High-intensity wet magnetic separators have been successfully introduced into, the mineral processing field over the past ten to fifteen years, due largely to rapid advancements in magnet design. Wet magnetic separation, until recent years, was applied solely to the concentration of minerals of high magnetic susceptibility, such as magnetite, at relatively coarse sizes. Now, however, high-intensity separators are capable of treating weakly paramagnetic minerals and have extended the range of treatable particle size down to about one micrometre.

Basic Principles of Magnetic Capture

For the purpose of initially analysing the forces involved in particle capture, an idealized situation describing the separation process can be applied. A spherical paramagnetic particle in a fluid moving at constant velocity, approaches a ferromagnetic wire of circular cross section. A uniform magnetic field applied perpendicular to the wire axis magnetizes the wire and a magnetic force acting on the particle is developed. If the magnetic force is large enough to overcome the competing hydrodynamic force then the particle will adhere to the wire.

FM = V Mp dH/dX

The force is thus proportional to three terms: the volume of the particle, the particle magnetization, and the field gradient over the dimensions of the particle. A brief description of how field gradients are created in an HGHS follows.

Competing forces acting on the spherical particle include hydrodynamic drag, gravity and interparticle affects such as electrostatic attraction, friction and magnetic attraction. However, when handling particles between about 5 and 50 µm in an HGMS, the predominant competing force is hydro dynamic drag. If a Stokesian regime is assumed for the simplified case, then the drag is given by:

FD ∝ d η u

Experimental

A model capable of predicting HGMS performance from readily obtainable test data would be invaluable as an initial guide to applicability of this separation technique. For this reason an empirical model of capture was developed.

In order to closely control particle size and magnetic susceptibility, samples with narrow size and susceptibility ranges were prepared. Pure samples of hematite and ilmenite (98% Fe2O3 or FeTiO3) with narrow susceptibility ranges were obtained from mines in Quebec.

A magnetic response curve of a given material can be generated by passing the material through the Frantz several times at a set side slope and at successively higher currents. Each “non-magnetics” product becomes the feed for the succeeding pass. A plot of cumulative weight % reporting to the magnetics vs current describes the magnetic susceptibility distribution of the material.

Methodology of Evaluating Separation Performance

The size distribution of the sample is easily determined through the use of the Warman Cyclosizer, which divides the sample into five distinct size increments. Application of the magnetic susceptibility distribution is not as straight forward.
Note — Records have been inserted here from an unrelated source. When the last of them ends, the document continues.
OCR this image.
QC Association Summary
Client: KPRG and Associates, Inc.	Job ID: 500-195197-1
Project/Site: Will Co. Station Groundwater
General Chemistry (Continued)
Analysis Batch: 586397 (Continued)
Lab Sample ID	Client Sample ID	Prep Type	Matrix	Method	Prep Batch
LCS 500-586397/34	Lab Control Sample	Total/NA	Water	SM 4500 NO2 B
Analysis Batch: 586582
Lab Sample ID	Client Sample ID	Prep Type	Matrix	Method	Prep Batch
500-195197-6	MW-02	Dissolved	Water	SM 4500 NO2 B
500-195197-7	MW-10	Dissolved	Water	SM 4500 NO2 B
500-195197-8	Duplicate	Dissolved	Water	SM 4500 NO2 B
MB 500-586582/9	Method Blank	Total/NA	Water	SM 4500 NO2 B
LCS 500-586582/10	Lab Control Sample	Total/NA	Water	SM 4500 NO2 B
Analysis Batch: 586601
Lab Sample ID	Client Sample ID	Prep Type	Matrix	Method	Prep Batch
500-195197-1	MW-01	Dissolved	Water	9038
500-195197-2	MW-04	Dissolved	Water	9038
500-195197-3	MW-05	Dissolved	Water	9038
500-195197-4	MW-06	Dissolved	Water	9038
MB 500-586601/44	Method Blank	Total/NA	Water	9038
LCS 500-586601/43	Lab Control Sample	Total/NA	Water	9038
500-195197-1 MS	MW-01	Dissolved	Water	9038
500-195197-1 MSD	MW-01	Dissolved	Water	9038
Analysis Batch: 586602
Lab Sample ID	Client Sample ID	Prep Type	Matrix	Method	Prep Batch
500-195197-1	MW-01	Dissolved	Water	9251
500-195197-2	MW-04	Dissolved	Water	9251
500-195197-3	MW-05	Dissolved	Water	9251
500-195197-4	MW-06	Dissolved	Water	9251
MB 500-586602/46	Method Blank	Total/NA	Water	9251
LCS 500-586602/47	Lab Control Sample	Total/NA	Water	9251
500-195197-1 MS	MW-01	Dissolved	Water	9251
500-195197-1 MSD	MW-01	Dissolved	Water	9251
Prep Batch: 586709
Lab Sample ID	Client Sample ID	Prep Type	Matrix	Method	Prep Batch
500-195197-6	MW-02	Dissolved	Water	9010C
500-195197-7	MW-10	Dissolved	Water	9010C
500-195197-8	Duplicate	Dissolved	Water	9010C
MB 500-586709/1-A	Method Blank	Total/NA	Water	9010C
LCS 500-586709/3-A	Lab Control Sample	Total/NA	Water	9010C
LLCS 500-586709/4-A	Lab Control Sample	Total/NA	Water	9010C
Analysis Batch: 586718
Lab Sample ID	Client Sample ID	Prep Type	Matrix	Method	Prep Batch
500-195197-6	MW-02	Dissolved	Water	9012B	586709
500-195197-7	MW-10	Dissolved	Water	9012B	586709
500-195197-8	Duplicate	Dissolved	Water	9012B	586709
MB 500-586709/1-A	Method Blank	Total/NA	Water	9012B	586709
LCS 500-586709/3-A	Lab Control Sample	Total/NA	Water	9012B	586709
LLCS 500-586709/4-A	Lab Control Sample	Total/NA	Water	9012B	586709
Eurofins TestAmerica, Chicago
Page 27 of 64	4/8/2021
As was previously demonstrated, the Frantz can be employed to produce a magnetic response curve of a mineral-bearing sample.

For the unimineral samples used in the testwork, the response curves were very steep, indicating that each sample had a narrow range of susceptibility. A sample such as a concentrate, however, will often contain several minerals, each with a distinct magnetic susceptibility. Also, because of interlocking of mineral particles, many particles will exhibit susceptibilities in between those of the individual minerals; (the net volume susceptibility of a particle containing two or more different minerals is the sum of the products of the volume susceptibility and volume fraction of each mineral). Thus, the magnetic response curve for the concentrate may have a relatively low slope with a wide range of susceptibility, a curve with no discrete increments.

The above technique can be performed on all particle size increments, since each size increment may have a unique response curve. For simplification, however, the response curves for the different size increments can be averaged so that the whole sample can be represented by a single curve.

Model Applications

An iron ore sample from the Carol Lake deposit in Quebec was made suitable for preliminary testing of the model through the following sample preparation: (1) sequential grinding to -400 mesh (2) magnetite removal with the Davis Tube and (3) classification with a laboratory cyclone. The cyclone underflow consisted mainly of hematite and silica with a size range compatible to that which the model was developed (8 to 35 µm).

A tin concentrate containing mainly pyrrhotite (Fe7S8) and cassiterite (SnO2) was obtained from a gravity concentration circuit at the Sullivan Concentrator, Cominco Ltd, Kimberley, B.C. To produce a sample with a size distribution within the range of the model the concentrate was screened at 325 mesh.